Gao Min, an organ donation coordinator with the Shenzhen branch of China Red Cross, conceded that due to long-term practices and cooperation, she still tends to inform transplant hospitals she is familiar with any potential donors she finds.

"In general it's local branches of the China Red Cross who have the final say where donations go," she said.

Research shows that an increasing number of people are now volunteering to be organ donors after death, and Chinese officials see greater transparency as the key to that trend continuing and easing the organ shortage.

Shi Bingyi is director of the data center at the Chinese Scientific Registry of Kidney Transplants, an online platform where all transplants on the mainland are recorded and traced.

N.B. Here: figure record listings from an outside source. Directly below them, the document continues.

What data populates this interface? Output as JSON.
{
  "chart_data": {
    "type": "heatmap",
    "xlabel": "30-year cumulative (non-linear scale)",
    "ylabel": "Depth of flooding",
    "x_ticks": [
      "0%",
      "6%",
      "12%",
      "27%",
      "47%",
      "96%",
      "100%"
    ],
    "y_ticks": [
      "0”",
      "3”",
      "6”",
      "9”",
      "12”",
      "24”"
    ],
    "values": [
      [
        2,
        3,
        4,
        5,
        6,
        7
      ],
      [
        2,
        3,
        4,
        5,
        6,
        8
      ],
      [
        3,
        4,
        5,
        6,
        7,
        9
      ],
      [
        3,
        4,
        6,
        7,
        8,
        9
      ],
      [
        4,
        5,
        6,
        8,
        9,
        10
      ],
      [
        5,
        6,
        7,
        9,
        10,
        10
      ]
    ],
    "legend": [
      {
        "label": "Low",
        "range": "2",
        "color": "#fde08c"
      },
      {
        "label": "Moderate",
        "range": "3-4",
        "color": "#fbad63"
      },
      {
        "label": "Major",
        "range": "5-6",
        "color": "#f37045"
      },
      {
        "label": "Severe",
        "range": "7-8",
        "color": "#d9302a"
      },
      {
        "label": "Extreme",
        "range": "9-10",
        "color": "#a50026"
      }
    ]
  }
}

He said there were 5,314 kidney transplants in 2011, with 154 organs from deceased donors. Last year that number rose to 730, accounting for 12.5 percent of all transplants.

"As of May 17 this year there have been 2,020 kidney transplants, among which the number of kidneys from deceased and living donors equaled the number of those from death-row prisoners," the main source for organs in China, he said.

However, researcher Wang said the trend will not continue if people doubt the fairness of organ allocation.

Some hospitals still have their own waiting lists and allocate organs that they obtain, he said.

"That situation will change, though," he added. "National health officials are going to require all 164 hospitals (authorized to carry out transplants) to report information on organs procured to the database and let the system do the allocation."